NAVEGABILIDADE NOS RIOS DO BRASIL: TRANSPORTE DE PESSOAS É UTILIZADO POR 12 MILHÕES


PASSAGEIROS À DERIVA NOS RIOS DO BRASIL


Em que pese uma significativa parcela da população ter saído da miséria, nos últimos anos, segue ainda apropriado o termo cunhado há décadas para o Brasil: “BELÍNDIA”. Um país dividido em duas realidades diametralmente opostas. 

De um lado, seletos setores dominando um processo historicamente concentrador de riqueza, sejam públicos ou privados, com nível de desenvolvimento, renda e consumo similares à Bélgica. De outro, a imensa maioria da sociedade, com uma carga de impostos semelhante ao referido país, mas com serviços e padrão de vida equivalente aos da Índia.

Esse “estado de coisas” de nossa nação tupiniquim tem origem na alienação e dependência cultural, política, social, econômica e ambiental da própria sociedade. Nessa esteira, os meios de comunicação, com raras exceções, operam subservientes para a manutenção do “status quo”vigente. Entretanto, eventualmente, somos surpreendidos com matérias interessantes, como a do jornal O GLOBO, reproduzida integralmente abaixo.

Assim, abstendo-me das questões políticas que impulsionaram a referida reportagem, vale a saudação: “Viva à mídia, quando faz o relevante trabalho de expor as mazelas brasileiras na busca por soluções”.

Transporte fluvial, utilizado por 12 milhões de pessoas, é o único sem regulação no Brasil, por Liane Thedim.

Fonte: Agência O GLOBO. Crédito Marcia Foleto




















MANAUS E BELÉM — ‘Quando chego, é só amor, né?’. Assim Roberto Martins resume sua vida, a maior parte passada sobre o Rio Amazonas.
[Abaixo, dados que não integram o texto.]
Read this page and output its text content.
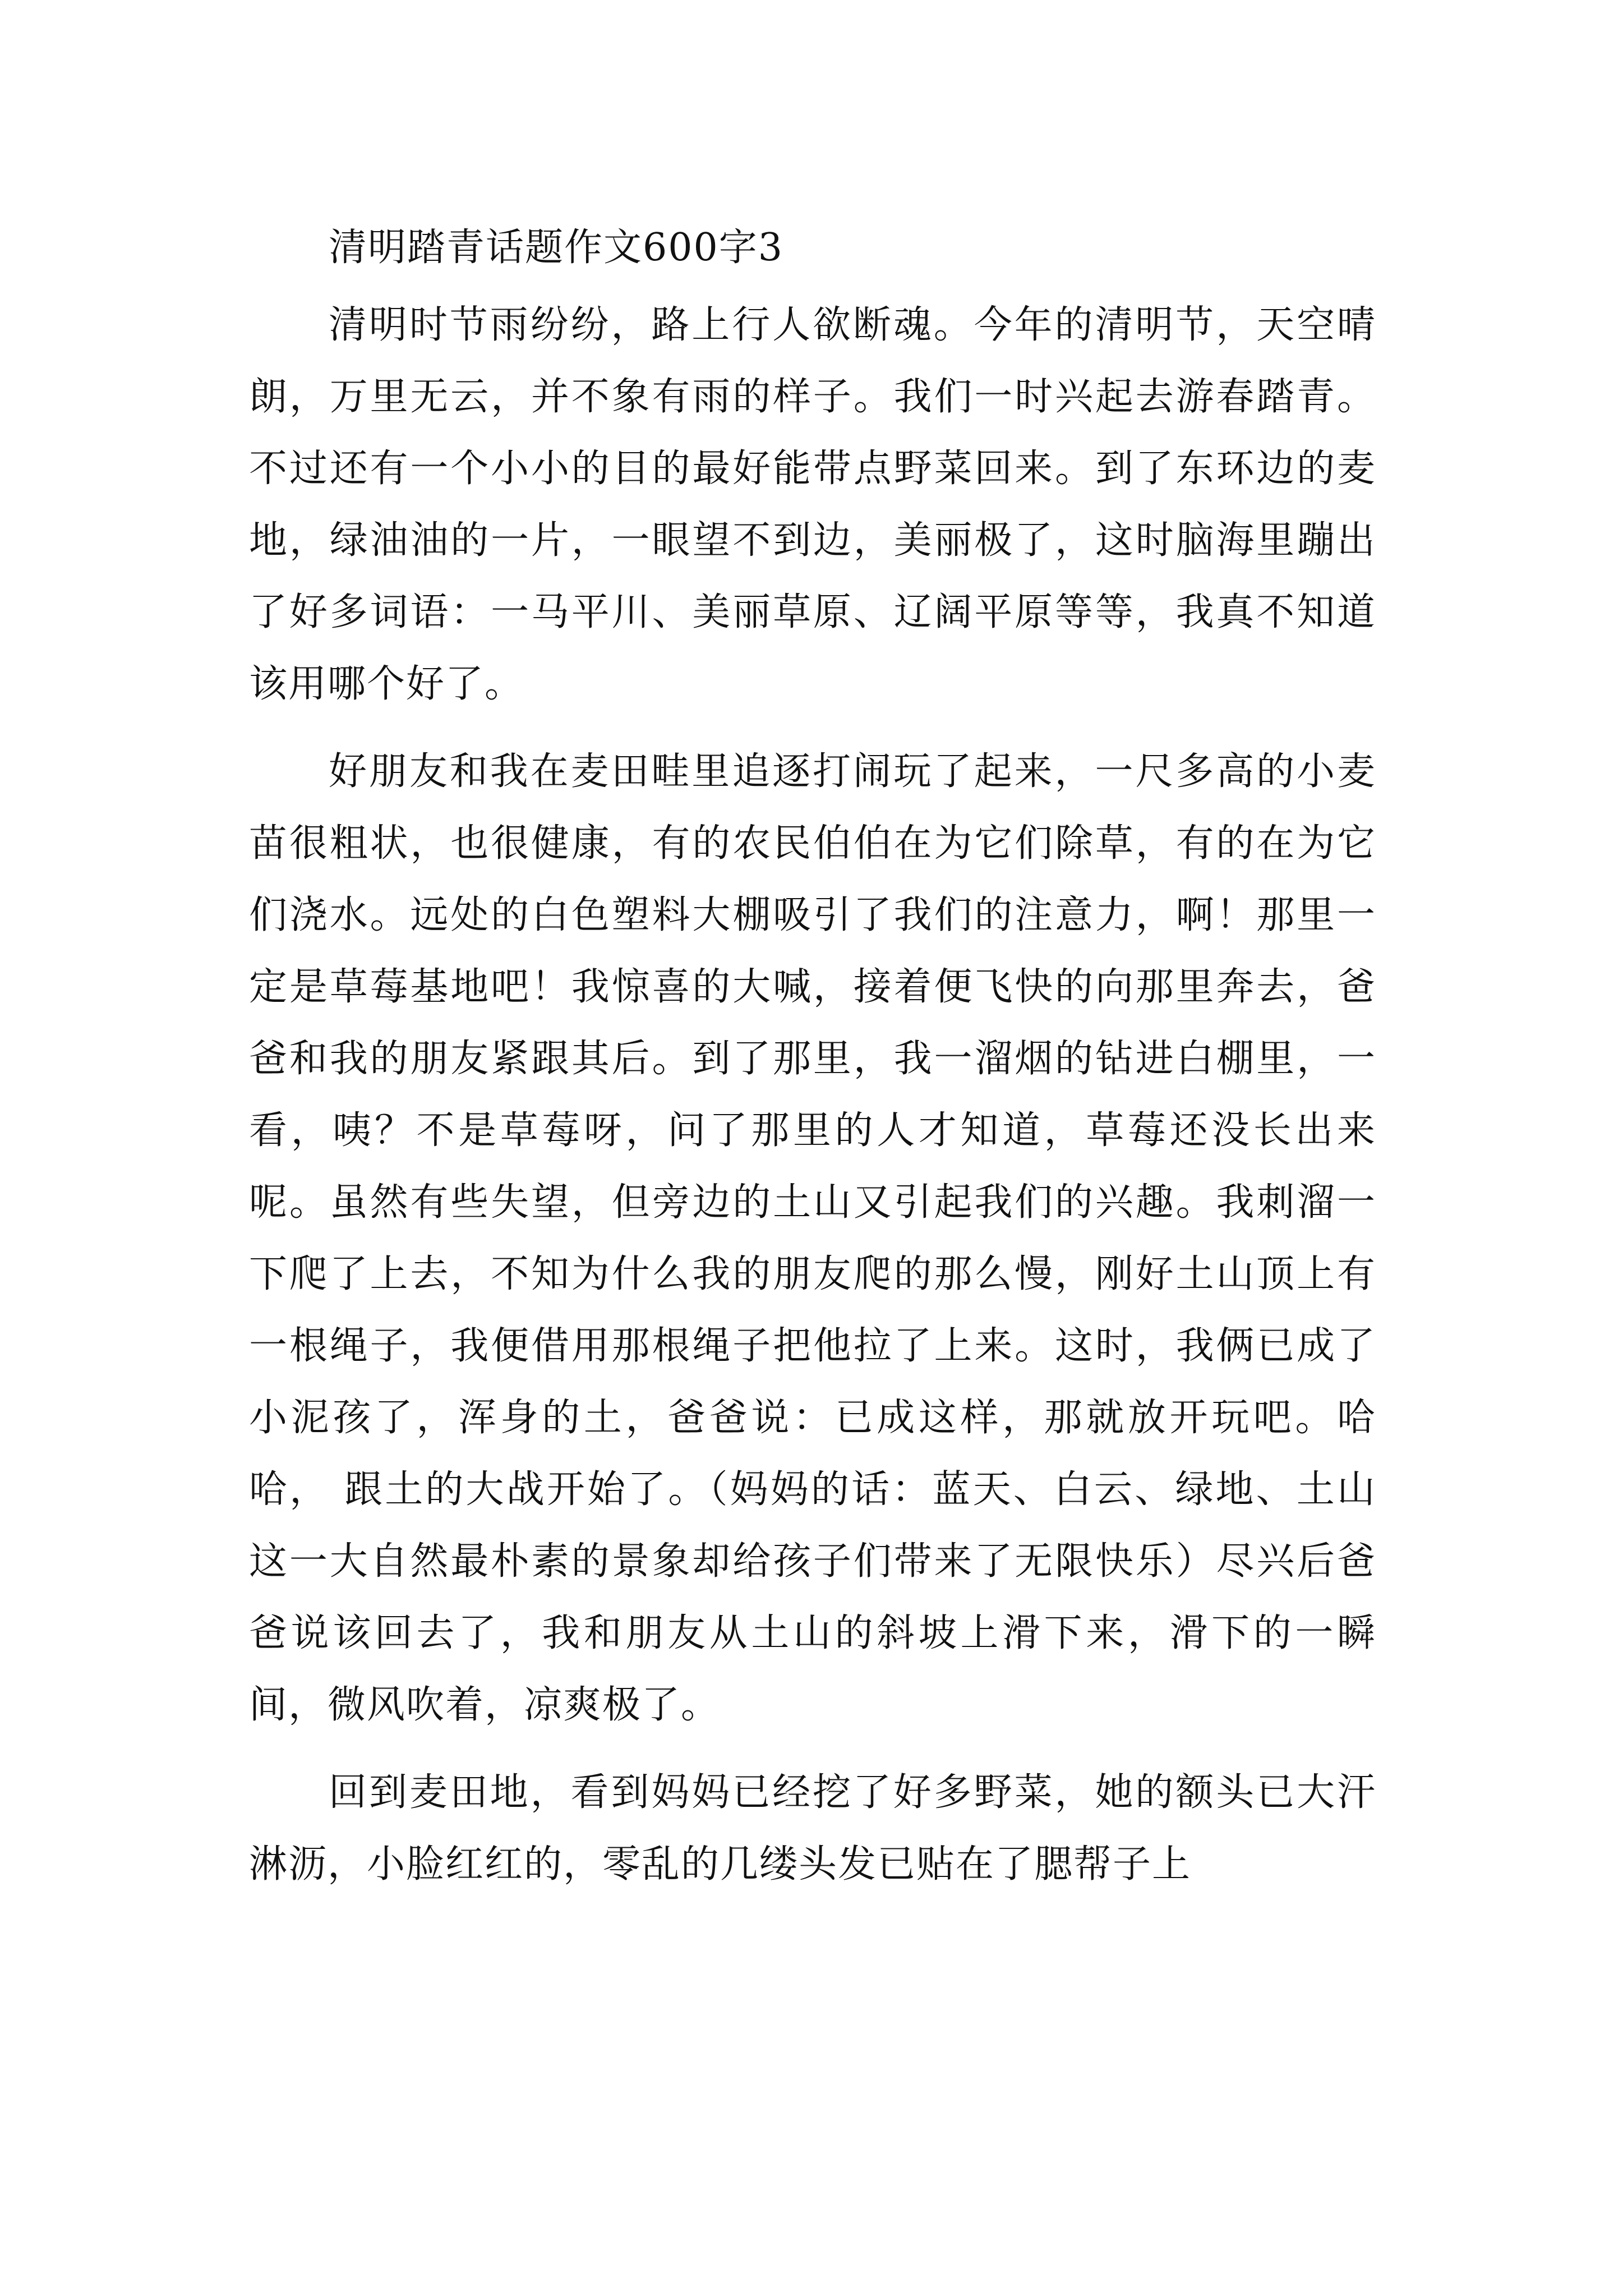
清明踏青话题作文600字3

清明时节雨纷纷，路上行人欲断魂。今年的清明节，天空晴朗，万里无云，并不象有雨的样子。我们一时兴起去游春踏青。不过还有一个小小的目的最好能带点野菜回来。到了东环边的麦地，绿油油的一片，一眼望不到边，美丽极了，这时脑海里蹦出了好多词语：一马平川、美丽草原、辽阔平原等等，我真不知道该用哪个好了。

好朋友和我在麦田畦里追逐打闹玩了起来，一尺多高的小麦苗很粗状，也很健康，有的农民伯伯在为它们除草，有的在为它们浇水。远处的白色塑料大棚吸引了我们的注意力，啊！那里一定是草莓基地吧！我惊喜的大喊，接着便飞快的向那里奔去，爸爸和我的朋友紧跟其后。到了那里，我一溜烟的钻进白棚里，一看，咦？不是草莓呀，问了那里的人才知道，草莓还没长出来呢。虽然有些失望，但旁边的土山又引起我们的兴趣。我刺溜一下爬了上去，不知为什么我的朋友爬的那么慢，刚好土山顶上有一根绳子，我便借用那根绳子把他拉了上来。这时，我俩已成了小泥孩了，浑身的土，爸爸说：已成这样，那就放开玩吧。哈哈， 跟土的大战开始了。（妈妈的话：蓝天、白云、绿地、土山这一大自然最朴素的景象却给孩子们带来了无限快乐）尽兴后爸爸说该回去了，我和朋友从土山的斜坡上滑下来，滑下的一瞬间，微风吹着，凉爽极了。

回到麦田地，看到妈妈已经挖了好多野菜，她的额头已大汗淋沥，小脸红红的，零乱的几缕头发已贴在了腮帮子上
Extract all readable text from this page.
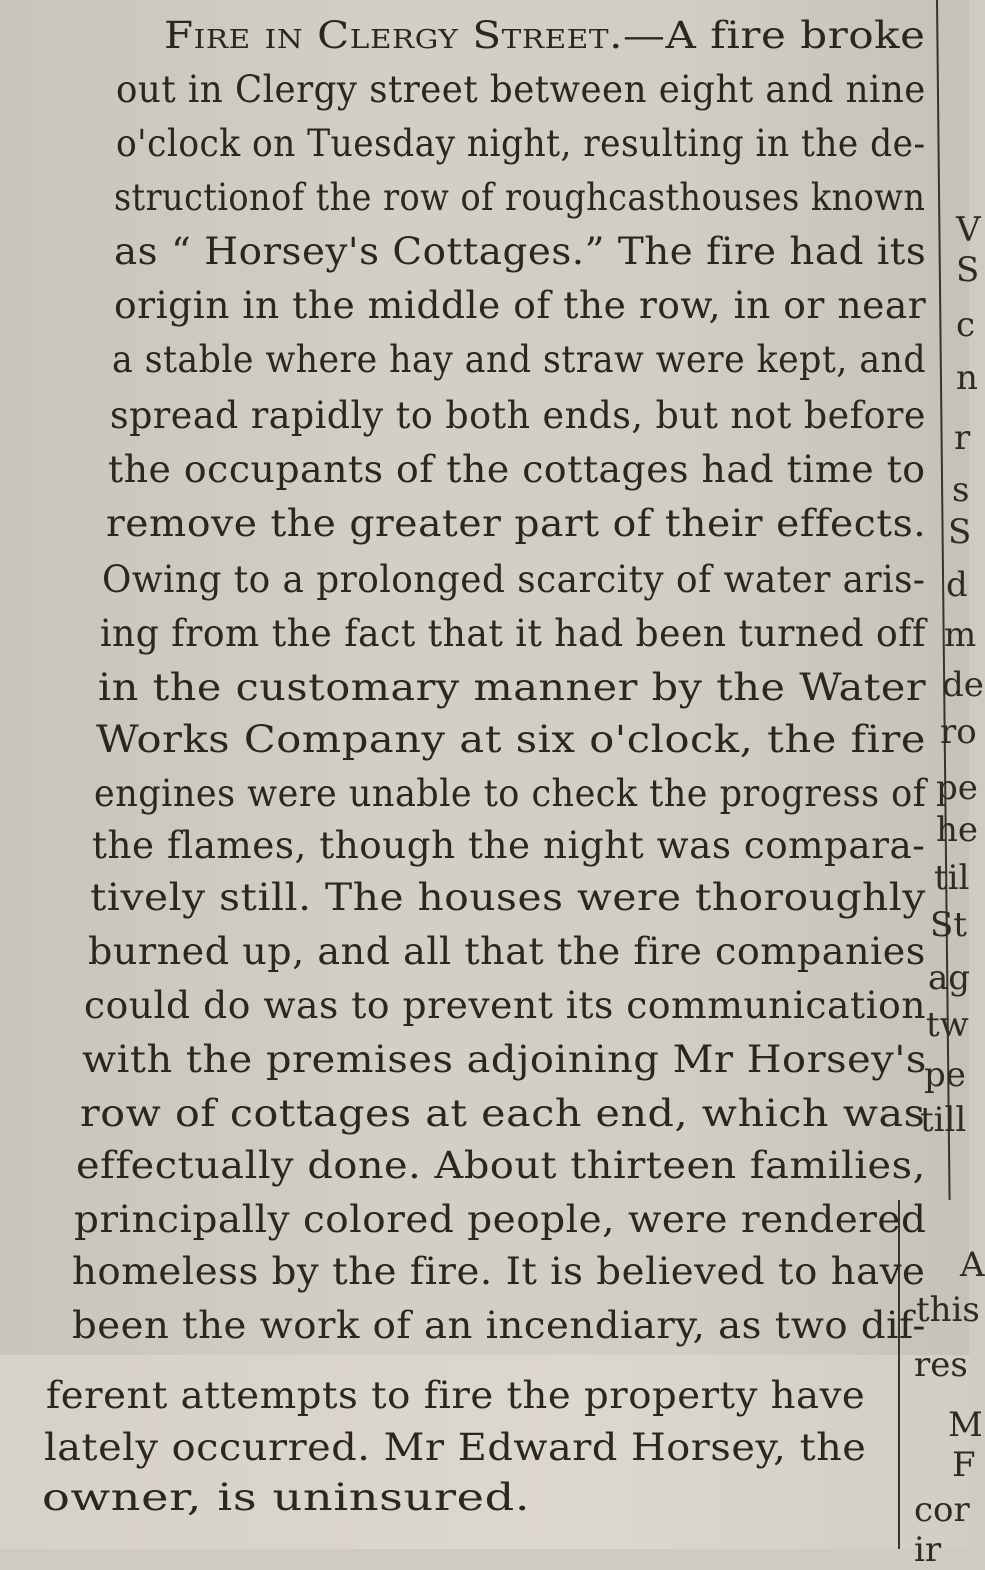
Fire in Clergy Street.—A fire broke
out in Clergy street between eight and nine
o'clock on Tuesday night, resulting in the de-
structionof the row of roughcasthouses known
as “ Horsey's Cottages.” The fire had its
origin in the middle of the row, in or near
a stable where hay and straw were kept, and
spread rapidly to both ends, but not before
the occupants of the cottages had time to
remove the greater part of their effects.
Owing to a prolonged scarcity of water aris-
ing from the fact that it had been turned off
in the customary manner by the Water
Works Company at six o'clock, the fire
engines were unable to check the progress of
the flames, though the night was compara-
tively still. The houses were thoroughly
burned up, and all that the fire companies
could do was to prevent its communication
with the premises adjoining Mr Horsey's
row of cottages at each end, which was
effectually done. About thirteen families,
principally colored people, were rendered
homeless by the fire. It is believed to have
been the work of an incendiary, as two dif-
ferent attempts to fire the property have
lately occurred. Mr Edward Horsey, the
owner, is uninsured.
V
S
c
n
r
s
S
d
m
de
ro
pe
he
til
St
ag
tw
pe
till
A
this
res
M
F
cor
ir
O auxiliar de convés de 31 anos trabalha há quatro anos no barco Amazon Star, que faz o trajeto regular Manaus-Belém: 1.584 quilômetros em inacreditáveis cinco dias. Na volta, é ainda pior — seis dias, porque a correnteza joga contra, mais dois dias parado no porto. Ou seja, a cada 12 dias, Roberto passa três noites em casa, na capital paraense. 

No barco, já viu de tudo. Afinal, pelo menos 30 mil pessoas viajam por ano na embarcação, que tem capacidade para 750 passageiros. Mas, até hoje, o que mais o impressiona é a romaria de trabalhadores que vão tentar a vida na capital amazonense:
— A maioria vem do Maranhão. Vai “pra” Manaus, fica na rua, cai nas drogas e volta com a roupa do corpo. Consegue que alguém pague a passagem. Só de olhar a gente já sabe.

Na Amazônia, os rios são as estradas. Segundo a Agência Nacional de Transportes Aquaviários (Antaq), eles serviram de caminho a 12 milhões de pessoas em 2011, em embarcações de 132 empresas, fora as milhares que trafegam à margem da fiscalização. No entanto, apesar do grande alcance, praticamente não há dados disponíveis sobre o modal, o que, para especialistas, é um retrato do descaso com que é visto pelo governo. 

Não há concessão de linhas, como acontece em ônibus, trem e avião. O governo apenas autoriza as empresas a operarem determinado trajeto e são elas próprias que decidem os locais de parada e com que regularidade vão operar. Não há, portanto, metas de atendimento ou controle de tarifas.
— É o único transporte público sem regulação no Brasil — diz Floriano Pires, professor de Engenharia Oceânica da Coppe/UFRJ.

A viagem do GLOBO no Amazon Star começou na quarta-feira, dia 16 de maio, com atraso: prevista para as 16h, a saída de Manaus aconteceu às 17h, com 145 passageiros a bordo, dos quais, 50 fariam o trajeto ponta a ponta. No total, ao longo das paradas, 500 pessoas passaram pelo barco. Entre os passageiros, muitos iam visitar parentes ou voltavam para casa e optaram pelo barco por ser mais barato. 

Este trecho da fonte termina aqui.